USA/ Wzrosty na Wall Street, rynek czeka na Fed
Wtorkowa sesja na Wall Street przyniosła nieduże wzrosty po odczycie inflacji CPI w USA w maju, który wskazał na najwyższy wzrost cen konsumpcyjnych od grudnia ubiegłego roku. Inwestorzy czekają już na efekty rozpoczętego we wtorek dwudniowego posiedzenia Fed.
Na zamknięciu Dow Jones Industrial wzrósł o 0,16 proc., do 16.808,49 pkt.
S&P 500 zwyżkował o 0,22 proc. i wyniósł 1.941,99 pkt.
Nasdaq Comp. wzrósł o 0,37 proc., do 4.337,23 pkt.
Ceny konsumpcyjne w USA w maju wzrosły o 0,4 proc. mdm. Inflacja bazowa, czyli wskaźnik, który nie uwzględnia cen paliw i żywności, wyniosła 0,3 proc. w maju.
Analitycy spodziewali się, że wskaźnik CPI wyniesie 0,2 proc. mdm oraz CPI bazowy wyniesie również 0,2 proc. mdm. Rok do roku wskaźnik CPI wyniósł 2,1 proc., a po odliczeniu cen żywności i energii wyniósł 2,0 proc.
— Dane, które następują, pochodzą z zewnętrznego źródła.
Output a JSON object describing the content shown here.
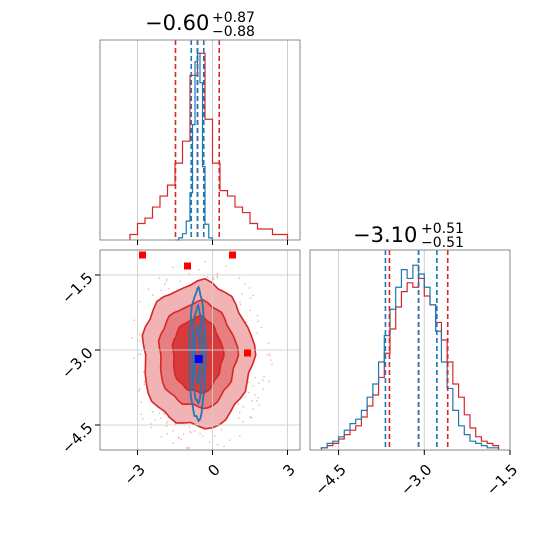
{
  "colors": {
    "red": "#d62728",
    "blue": "#1f77b4",
    "grid": "#cfcfcf",
    "frame": "#888888",
    "red_fill_light": "#f2b3b4",
    "red_fill_mid": "#e77f80",
    "red_fill_dark": "#d93a3b",
    "marker_blue": "#0000ff",
    "marker_red": "#ff0000"
  },
  "chart_data": [
    {
      "type": "histogram",
      "panel": "top-left",
      "parameter_axis": "x",
      "xlim": [
        -4.5,
        3.5
      ],
      "xticks": [
        -3,
        0,
        3
      ],
      "show_tick_labels": false,
      "grid": true,
      "title": {
        "main": "−0.60",
        "sup": "+0.87",
        "sub": "−0.88"
      },
      "quantile_lines": {
        "red": [
          -1.48,
          -0.6,
          0.27
        ],
        "blue": [
          -0.85,
          -0.6,
          -0.35
        ]
      },
      "series": [
        {
          "color": "red",
          "bin_edges": [
            -3.3,
            -3.0,
            -2.7,
            -2.4,
            -2.1,
            -1.8,
            -1.5,
            -1.2,
            -0.9,
            -0.6,
            -0.3,
            0.0,
            0.3,
            0.6,
            0.9,
            1.2,
            1.5,
            1.8,
            2.1,
            2.4,
            2.7,
            3.0
          ],
          "counts": [
            1,
            3,
            4,
            6,
            8,
            10,
            14,
            18,
            30,
            34,
            22,
            14,
            9,
            8,
            6,
            5,
            3,
            2,
            2,
            1,
            1
          ]
        },
        {
          "color": "blue",
          "bin_edges": [
            -1.5,
            -1.35,
            -1.2,
            -1.05,
            -0.9,
            -0.8,
            -0.7,
            -0.6,
            -0.5,
            -0.4,
            -0.3,
            -0.15,
            0.0
          ],
          "counts": [
            0,
            2,
            6,
            18,
            45,
            110,
            170,
            178,
            150,
            70,
            15,
            2
          ]
        }
      ]
    },
    {
      "type": "contour",
      "panel": "bottom-left",
      "xlim": [
        -4.5,
        3.5
      ],
      "ylim": [
        -5.0,
        -1.0
      ],
      "xticks": [
        -3,
        0,
        3
      ],
      "xtick_labels": [
        "−3",
        "0",
        "3"
      ],
      "yticks": [
        -1.5,
        -3.0,
        -4.5
      ],
      "ytick_labels": [
        "−1.5",
        "−3.0",
        "−4.5"
      ],
      "grid": true,
      "red_contours": [
        {
          "level": "outer",
          "cx": -0.6,
          "cy": -3.1,
          "rx": 2.2,
          "ry": 1.45
        },
        {
          "level": "middle",
          "cx": -0.6,
          "cy": -3.1,
          "rx": 1.55,
          "ry": 1.05
        },
        {
          "level": "inner",
          "cx": -0.6,
          "cy": -3.1,
          "rx": 1.0,
          "ry": 0.75
        }
      ],
      "blue_contours": [
        {
          "level": "outer",
          "cx": -0.6,
          "cy": -3.1,
          "rx": 0.32,
          "ry": 1.3
        },
        {
          "level": "middle",
          "cx": -0.6,
          "cy": -3.1,
          "rx": 0.2,
          "ry": 0.95
        },
        {
          "level": "inner",
          "cx": -0.6,
          "cy": -3.1,
          "rx": 0.1,
          "ry": 0.55
        }
      ],
      "markers": [
        {
          "color": "marker_blue",
          "x": -0.55,
          "y": -3.18
        },
        {
          "color": "marker_red",
          "x": -1.0,
          "y": -1.32
        },
        {
          "color": "marker_red",
          "x": 1.4,
          "y": -3.06
        },
        {
          "color": "marker_red",
          "x": -2.8,
          "y": -1.1
        },
        {
          "color": "marker_red",
          "x": 0.8,
          "y": -1.1
        }
      ]
    },
    {
      "type": "histogram",
      "panel": "bottom-right",
      "parameter_axis": "x",
      "xlim": [
        -5.0,
        -1.5
      ],
      "xticks": [
        -4.5,
        -3.0,
        -1.5
      ],
      "xtick_labels": [
        "−4.5",
        "−3.0",
        "−1.5"
      ],
      "grid": true,
      "title": {
        "main": "−3.10",
        "sup": "+0.51",
        "sub": "−0.51"
      },
      "quantile_lines": {
        "red": [
          -3.61,
          -3.1,
          -2.59
        ],
        "blue": [
          -3.68,
          -3.1,
          -2.78
        ]
      },
      "series": [
        {
          "color": "red",
          "bin_edges": [
            -4.8,
            -4.7,
            -4.6,
            -4.5,
            -4.4,
            -4.3,
            -4.2,
            -4.1,
            -4.0,
            -3.9,
            -3.8,
            -3.7,
            -3.6,
            -3.5,
            -3.4,
            -3.3,
            -3.2,
            -3.1,
            -3.0,
            -2.9,
            -2.8,
            -2.7,
            -2.6,
            -2.5,
            -2.4,
            -2.3,
            -2.2,
            -2.1,
            -2.0,
            -1.9,
            -1.8,
            -1.7
          ],
          "counts": [
            1,
            2,
            3,
            5,
            7,
            9,
            11,
            15,
            20,
            25,
            33,
            44,
            55,
            65,
            72,
            76,
            74,
            78,
            70,
            66,
            58,
            50,
            40,
            30,
            24,
            16,
            10,
            6,
            4,
            3,
            2
          ]
        },
        {
          "color": "blue",
          "bin_edges": [
            -4.8,
            -4.7,
            -4.6,
            -4.5,
            -4.4,
            -4.3,
            -4.2,
            -4.1,
            -4.0,
            -3.9,
            -3.8,
            -3.7,
            -3.6,
            -3.5,
            -3.4,
            -3.3,
            -3.2,
            -3.1,
            -3.0,
            -2.9,
            -2.8,
            -2.7,
            -2.6,
            -2.5,
            -2.4,
            -2.3,
            -2.2,
            -2.1,
            -2.0,
            -1.9,
            -1.8,
            -1.7
          ],
          "counts": [
            1,
            3,
            4,
            6,
            9,
            12,
            14,
            18,
            24,
            30,
            40,
            52,
            64,
            74,
            82,
            78,
            84,
            80,
            74,
            66,
            54,
            40,
            28,
            18,
            11,
            7,
            4,
            3,
            2,
            1,
            1
          ]
        }
      ]
    }
  ]
}
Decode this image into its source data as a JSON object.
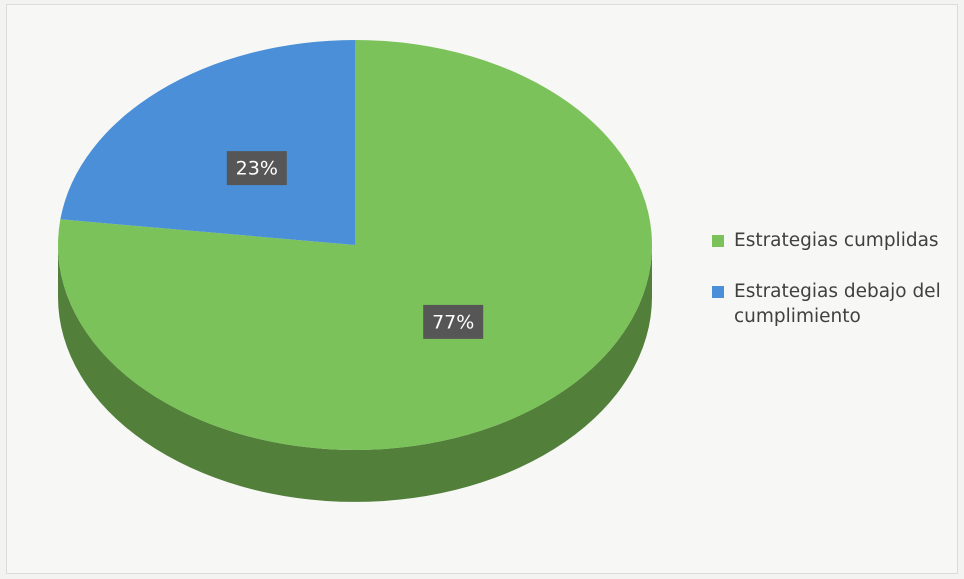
{
  "chart_data": {
    "type": "pie",
    "categories": [
      "Estrategias cumplidas",
      "Estrategias debajo del cumplimiento"
    ],
    "values": [
      77,
      23
    ],
    "value_labels": [
      "77%",
      "23%"
    ],
    "colors": [
      "#7cc25a",
      "#4a8fd8"
    ],
    "legend": "right"
  }
}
"Dostrzegamy sygnały presji inflacyjnej w Stanach Zjednoczonych. Poprawa na rynku pracy oraz wzrost cen sprawiają, że Fed będzie miał kilka nowych tematów do przemyślenia" - ocenił Samuel Coffin, ekonomista UBS Securities.
Liczba rozpoczętych inwestycji w zakresie budowy domów mieszkalnych w USA spadła w maju i wyniosła 1,001 mln w ujęciu rocznym. W kwietniu wskaźnik wyniósł 1,071 mln po korekcie. Analitycy spodziewali się, że liczba rozpoczętych, nowych inwestycji wyniesie 1,03 mln.
"Chociaż dane z rynku nieruchomości nieco rozczarowały nie należy zapominać, że liczba nowych inwestycji budowlanych pozostaje bliska miliona, co stanowi znaczną poprawę w porównaniu z okresem kryzysu" - Nick Raich, główny analityk inwestycyjny w Earnings Scout.
We wtorek rozpoczyna się dwudniowe posiedzenie Federalnego Komitetu Otwartego Rynku (FOMC). Rynek zakłada, że Fed zdecyduje się na dalsze ograniczenie skali skupu obligacji w ramach programu o 10 mld USD, jak to czynił na poprzednich posiedzeniach. Analitycy oceniają również, że Fed podniesie nieco poziomy stóp proc. zawarte w projekcji.
Indeks S&P 500 zyskał 4,8 proc. od początku roku i jest obecnie wyceniany przy wskaźniku P/E na poziomie 16,4 wobec poziomu 15,5, na którym wskaźnik znajdował się na początku roku. Indeks S&P 500 stracił 0,7 proc. od swoich historycznych maksimów osiągniętych 9 czerwca, a inwestorzy sprzedawali akcje w obawie o to, że rosnące w ostatnim czasie ceny ropy naftowej mogą zaszkodzić ożywieniu gospodarczemu w gospodarce światowej.
Ceny ropy Brent wzrosły w ubiegłym tygodniu o 4,4 proc. i był to najmocniejszy tygodniowy wzrost cen tego surowca od lipca zeszłego roku. Wzrost cen ropy naftowej odzwierciedla obawy o wpływ, jaki toczący się w Iraku konflikt pomiędzy siłami rządowymi a sunnickimi rebeliantami może mieć na produkcję surowca w tym kraju, będącym drugim co wielkości producentem ropy naftowej, zrzeszonym w ramach OPEC.
Bojownicy z Islamskiego Państwa Iraku i Lewantu opanowali w ubiegłym tygodniu znaczne obszary północnego Iraku, w tym dwumilionowe miasto Mosul, a także obszary w prowincji Kirkuk, kluczowej z punktu widzenia irackiego przemysłu wydobywczego. We worek pracę wstrzymała największa rafineria w kraju znajdująca się w mieście Bajdżi.
Wojsko irackie toczy ciężkie walki z dżihadystami o Bakubę, która znajduje się zaledwie 60 km na północny wschód od stolicy kraju Bagdadu.
Ze spółek w trakcie sesji zyskiwały akcje firmy z branży medycznej Medtronic po tym jak Morgan Stanley i Credit Suisse podniosły rekomendacje dla spółki.
Drożały papiery Nuance Communications. Wall Street Journal poinformował, że kierownictwo spółki negocjuje jej sprzedaż z koncernem Samsung oraz firmami private-equity.